19. yüzyılda günümüzdeki çalışma yapısına yakın faaliyetlerle ortaya çıkan sivil toplum kuruluşlarının gönüllülük temelinde fakir kimselere yardım amaçlı olarak kuruldukları fakat tarihsel süreç içerisinde bu kurumların yardım faaliyetlerinin çok ötesinde çeşitli roller üstlendikleri gözlenmiştir. Örneğin, toplumsal sorunları tespit etmek, demokratik ilke ve kurumların güçlendirilmesini sağlamak, sosyal hizmetleri sağlamak, kaynak mobilizasyonunu sağlamak bunlar arasındadır. Dünyadaki uygulamalara bakıldığında demokratik ülkelerin zayıf yönlerine göre bu kuruluşlar farklı işlevler üstlenmekte, kimi ülkelerde siyasi partilerin ve özel sektörün zayıflığı nedeniyle kurumsal boşluğu doldurmaya çalışmakta kimi ülkelerde ise hegemonya ya tepkisel faaliyetler içinde olmaktadır (Yıldırım, 2004: 73).

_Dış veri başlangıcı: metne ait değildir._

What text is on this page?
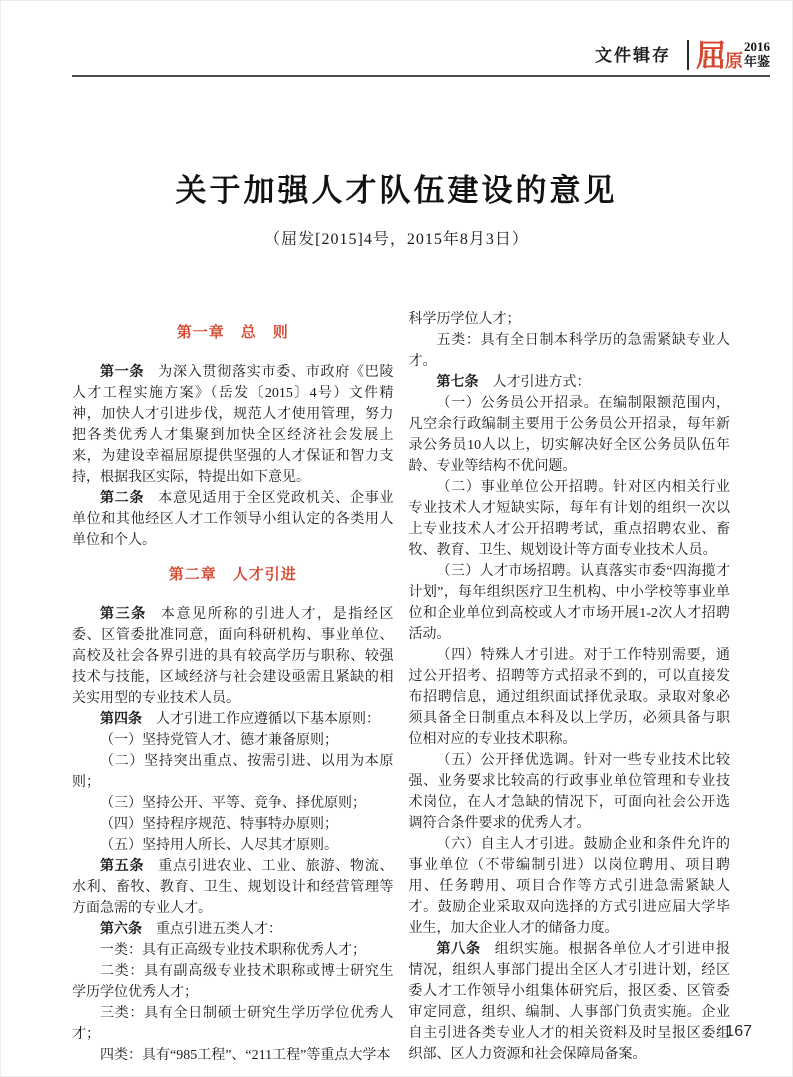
文件辑存 屈 原
2016
年鉴
关于加强人才队伍建设的意见
（屈发[2015]4号，2015年8月3日）

第一章　总　则

第一条 为深入贯彻落实市委、市政府《巴陵人才工程实施方案》（岳发〔2015〕4号）文件精神，加快人才引进步伐，规范人才使用管理，努力把各类优秀人才集聚到加快全区经济社会发展上来，为建设幸福屈原提供坚强的人才保证和智力支持，根据我区实际，特提出如下意见。

第二条 本意见适用于全区党政机关、企事业单位和其他经区人才工作领导小组认定的各类用人单位和个人。

第二章　人才引进

第三条 本意见所称的引进人才，是指经区委、区管委批准同意，面向科研机构、事业单位、高校及社会各界引进的具有较高学历与职称、较强技术与技能，区域经济与社会建设亟需且紧缺的相关实用型的专业技术人员。

第四条 人才引进工作应遵循以下基本原则：

（一）坚持党管人才、德才兼备原则；

（二）坚持突出重点、按需引进、以用为本原则；

（三）坚持公开、平等、竞争、择优原则；

（四）坚持程序规范、特事特办原则；

（五）坚持用人所长、人尽其才原则。

第五条 重点引进农业、工业、旅游、物流、水利、畜牧、教育、卫生、规划设计和经营管理等方面急需的专业人才。

第六条 重点引进五类人才：

一类：具有正高级专业技术职称优秀人才；

二类：具有副高级专业技术职称或博士研究生学历学位优秀人才；

三类：具有全日制硕士研究生学历学位优秀人才；

四类：具有“985工程”、“211工程”等重点大学本

科学历学位人才；

五类：具有全日制本科学历的急需紧缺专业人才。

第七条 人才引进方式：

（一）公务员公开招录。在编制限额范围内，凡空余行政编制主要用于公务员公开招录，每年新录公务员10人以上，切实解决好全区公务员队伍年龄、专业等结构不优问题。

（二）事业单位公开招聘。针对区内相关行业专业技术人才短缺实际，每年有计划的组织一次以上专业技术人才公开招聘考试，重点招聘农业、畜牧、教育、卫生、规划设计等方面专业技术人员。

（三）人才市场招聘。认真落实市委“四海揽才计划”，每年组织医疗卫生机构、中小学校等事业单位和企业单位到高校或人才市场开展1-2次人才招聘活动。

（四）特殊人才引进。对于工作特别需要，通过公开招考、招聘等方式招录不到的，可以直接发布招聘信息，通过组织面试择优录取。录取对象必须具备全日制重点本科及以上学历，必须具备与职位相对应的专业技术职称。

（五）公开择优选调。针对一些专业技术比较强、业务要求比较高的行政事业单位管理和专业技术岗位，在人才急缺的情况下，可面向社会公开选调符合条件要求的优秀人才。

（六）自主人才引进。鼓励企业和条件允许的事业单位（不带编制引进）以岗位聘用、项目聘用、任务聘用、项目合作等方式引进急需紧缺人才。鼓励企业采取双向选择的方式引进应届大学毕业生，加大企业人才的储备力度。

第八条 组织实施。根据各单位人才引进申报情况，组织人事部门提出全区人才引进计划，经区委人才工作领导小组集体研究后，报区委、区管委审定同意，组织、编制、人事部门负责实施。企业自主引进各类专业人才的相关资料及时呈报区委组织部、区人力资源和社会保障局备案。

167
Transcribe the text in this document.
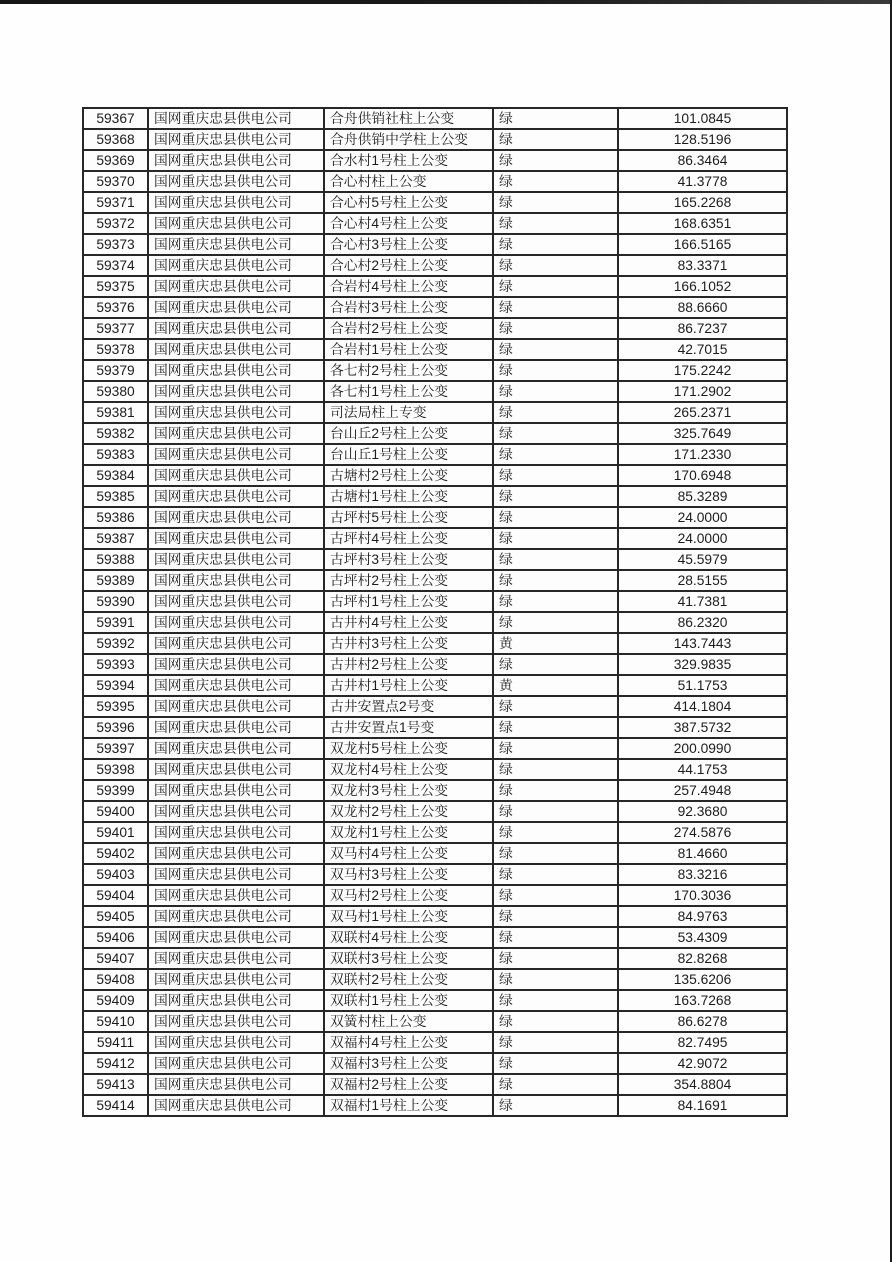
59367	国网重庆忠县供电公司	合舟供销社柱上公变	绿	101.0845
59368	国网重庆忠县供电公司	合舟供销中学柱上公变	绿	128.5196
59369	国网重庆忠县供电公司	合水村1号柱上公变	绿	86.3464
59370	国网重庆忠县供电公司	合心村柱上公变	绿	41.3778
59371	国网重庆忠县供电公司	合心村5号柱上公变	绿	165.2268
59372	国网重庆忠县供电公司	合心村4号柱上公变	绿	168.6351
59373	国网重庆忠县供电公司	合心村3号柱上公变	绿	166.5165
59374	国网重庆忠县供电公司	合心村2号柱上公变	绿	83.3371
59375	国网重庆忠县供电公司	合岩村4号柱上公变	绿	166.1052
59376	国网重庆忠县供电公司	合岩村3号柱上公变	绿	88.6660
59377	国网重庆忠县供电公司	合岩村2号柱上公变	绿	86.7237
59378	国网重庆忠县供电公司	合岩村1号柱上公变	绿	42.7015
59379	国网重庆忠县供电公司	各七村2号柱上公变	绿	175.2242
59380	国网重庆忠县供电公司	各七村1号柱上公变	绿	171.2902
59381	国网重庆忠县供电公司	司法局柱上专变	绿	265.2371
59382	国网重庆忠县供电公司	台山丘2号柱上公变	绿	325.7649
59383	国网重庆忠县供电公司	台山丘1号柱上公变	绿	171.2330
59384	国网重庆忠县供电公司	古塘村2号柱上公变	绿	170.6948
59385	国网重庆忠县供电公司	古塘村1号柱上公变	绿	85.3289
59386	国网重庆忠县供电公司	古坪村5号柱上公变	绿	24.0000
59387	国网重庆忠县供电公司	古坪村4号柱上公变	绿	24.0000
59388	国网重庆忠县供电公司	古坪村3号柱上公变	绿	45.5979
59389	国网重庆忠县供电公司	古坪村2号柱上公变	绿	28.5155
59390	国网重庆忠县供电公司	古坪村1号柱上公变	绿	41.7381
59391	国网重庆忠县供电公司	古井村4号柱上公变	绿	86.2320
59392	国网重庆忠县供电公司	古井村3号柱上公变	黄	143.7443
59393	国网重庆忠县供电公司	古井村2号柱上公变	绿	329.9835
59394	国网重庆忠县供电公司	古井村1号柱上公变	黄	51.1753
59395	国网重庆忠县供电公司	古井安置点2号变	绿	414.1804
59396	国网重庆忠县供电公司	古井安置点1号变	绿	387.5732
59397	国网重庆忠县供电公司	双龙村5号柱上公变	绿	200.0990
59398	国网重庆忠县供电公司	双龙村4号柱上公变	绿	44.1753
59399	国网重庆忠县供电公司	双龙村3号柱上公变	绿	257.4948
59400	国网重庆忠县供电公司	双龙村2号柱上公变	绿	92.3680
59401	国网重庆忠县供电公司	双龙村1号柱上公变	绿	274.5876
59402	国网重庆忠县供电公司	双马村4号柱上公变	绿	81.4660
59403	国网重庆忠县供电公司	双马村3号柱上公变	绿	83.3216
59404	国网重庆忠县供电公司	双马村2号柱上公变	绿	170.3036
59405	国网重庆忠县供电公司	双马村1号柱上公变	绿	84.9763
59406	国网重庆忠县供电公司	双联村4号柱上公变	绿	53.4309
59407	国网重庆忠县供电公司	双联村3号柱上公变	绿	82.8268
59408	国网重庆忠县供电公司	双联村2号柱上公变	绿	135.6206
59409	国网重庆忠县供电公司	双联村1号柱上公变	绿	163.7268
59410	国网重庆忠县供电公司	双簧村柱上公变	绿	86.6278
59411	国网重庆忠县供电公司	双福村4号柱上公变	绿	82.7495
59412	国网重庆忠县供电公司	双福村3号柱上公变	绿	42.9072
59413	国网重庆忠县供电公司	双福村2号柱上公变	绿	354.8804
59414	国网重庆忠县供电公司	双福村1号柱上公变	绿	84.1691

Bazı düşünürlere göre sivil toplum kuruluşlarının en önemli işlevi otoriter sistemlerde siyasal rejimin demokratikleşmesi yönünde süreci zorlarken, demokratik sistemlerde demokratikleşmeden uzaklaşmaya engel olmak (Erdoğan, 1998: 16) şeklinde ifade edilmiştir. Sivil toplum kuruluşlarının siyaseti demokratikleştirme yönünde etkilerinin yanında bu yapıların kendilerini ilgilendiren konularda bir yasanın kabulü veya reddi için yasama organı ile temasa geçerek yetkili komisyonları etkileme çabaları da siyasal anlamdaki işlevler arasında sayılabilir. Sivil toplumun demokratik değişimin ana unsuru olarak algılanması ve yurttaş örgütlenmelerinin sivil toplumla özdeşleştirilmesiyle kavram üzerindeki tartışılmalar da daha nicel bir karakter taşımaya başladı. Artık, toplumların demokratik değişim Kapasitesini anlamak için sivil örgütlenmelere bakmakla yetiniliyor, bir ülkedeki Sivil toplum örgütlenmesinin sayısı, bu örgütlerin ne kadar üyeye sahip oldukları gibi nicel veriler, o toplumun ne derece ‘sivil’ olduğunu, yani demokrasinin orada işletilme şansının hangi düzeyde olduğunu anlamaya yetiyordu (Bayraktar, 2005: 12; Onbaşı, 2005: 67).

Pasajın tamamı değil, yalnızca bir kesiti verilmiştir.